Wedding of Yvonne and Ray, 1940

True to form, kids came along, first me in 1942 and then my sister Judy in 1947. In 1952 the family moved to LaMarque, Texas for Daddy’s job as a tax accountant in a chemical plant. When we’d moved into our new house, a neighbor took a picture of us for posterity. Notice that at 36 Daddy was already going grey:

The Balthazors in LaMarque, 1952

For two years in Texas we had a fairly normal nuclear family life, but then in 1954 Daddy took us off into the woods of Arkansas to a truck-stop café on Highway 74. Thereafter, our familial relations essentially disintegrated, but that’s another story I’ve reflected in my autobiographical novella “Bat in a Whirlwind.” After I left home for college at eighteen in 1960, Daddy only lived another six years, dying of heart problems at only 50.

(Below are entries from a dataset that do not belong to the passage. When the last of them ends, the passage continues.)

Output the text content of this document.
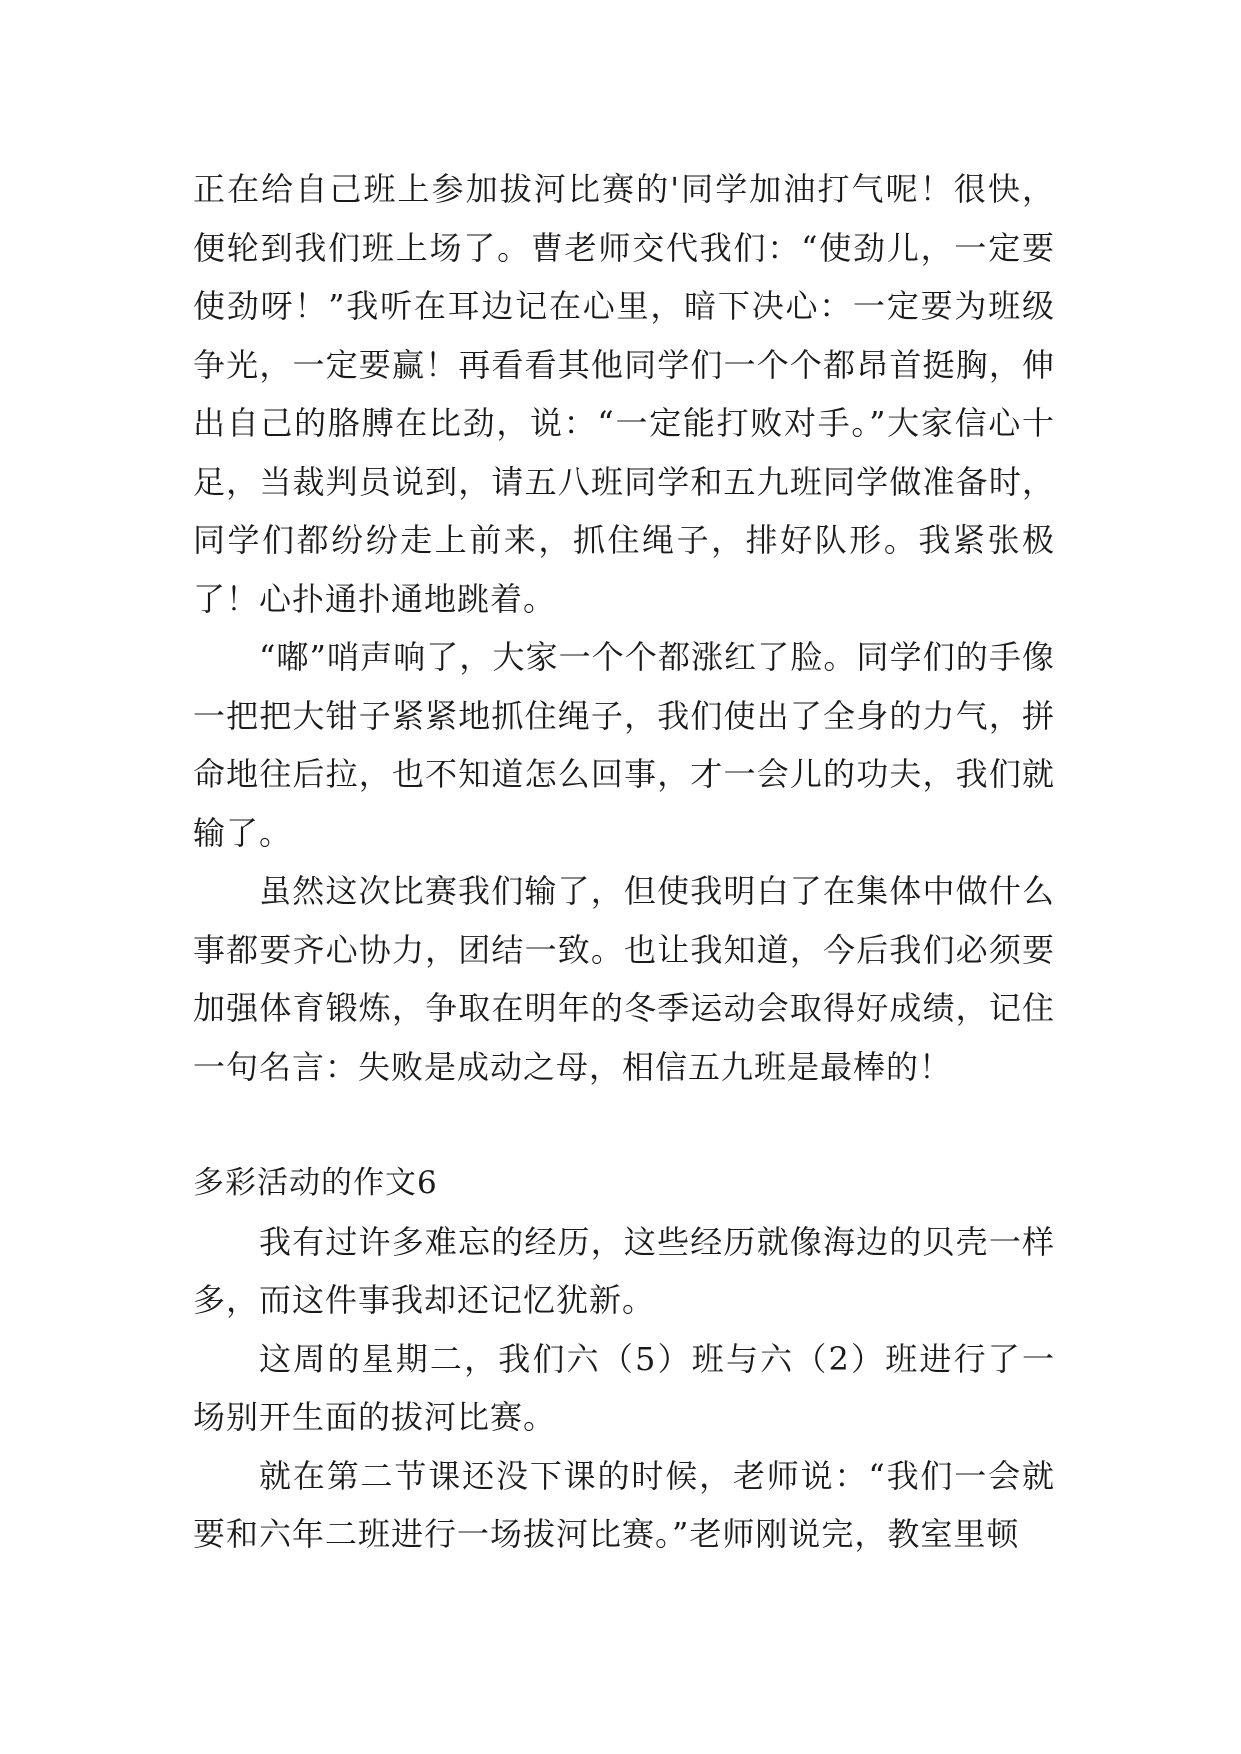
正在给自己班上参加拔河比赛的'同学加油打气呢！很快，便轮到我们班上场了。曹老师交代我们：“使劲儿，一定要使劲呀！”我听在耳边记在心里，暗下决心：一定要为班级争光，一定要赢！再看看其他同学们一个个都昂首挺胸，伸出自己的胳膊在比劲，说：“一定能打败对手。”大家信心十足，当裁判员说到，请五八班同学和五九班同学做准备时，同学们都纷纷走上前来，抓住绳子，排好队形。我紧张极了！心扑通扑通地跳着。

“嘟”哨声响了，大家一个个都涨红了脸。同学们的手像一把把大钳子紧紧地抓住绳子，我们使出了全身的力气，拼命地往后拉，也不知道怎么回事，才一会儿的功夫，我们就输了。

虽然这次比赛我们输了，但使我明白了在集体中做什么事都要齐心协力，团结一致。也让我知道，今后我们必须要加强体育锻炼，争取在明年的冬季运动会取得好成绩，记住一句名言：失败是成动之母，相信五九班是最棒的！

多彩活动的作文6

我有过许多难忘的经历，这些经历就像海边的贝壳一样多，而这件事我却还记忆犹新。

这周的星期二，我们六（5）班与六（2）班进行了一场别开生面的拔河比赛。

就在第二节课还没下课的时候，老师说：“我们一会就要和六年二班进行一场拔河比赛。”老师刚说完，教室里顿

In 1971, after five years of widowhood, at 52 Mother married a Texan named Bill Tapp, but only a year later was abandoned by that husband. Afterward, she enjoyed single life in New Orleans for another 42 years, her favorite activity being square-dancing. Yvonne’s really big adventure was surviving Hurricane Katrina in 2005. She kept on square-dancing right up to 93, as in this 2011 snapshot by a dancer friend when she was 92. In early 2013 Yvonne died peacefully at 94.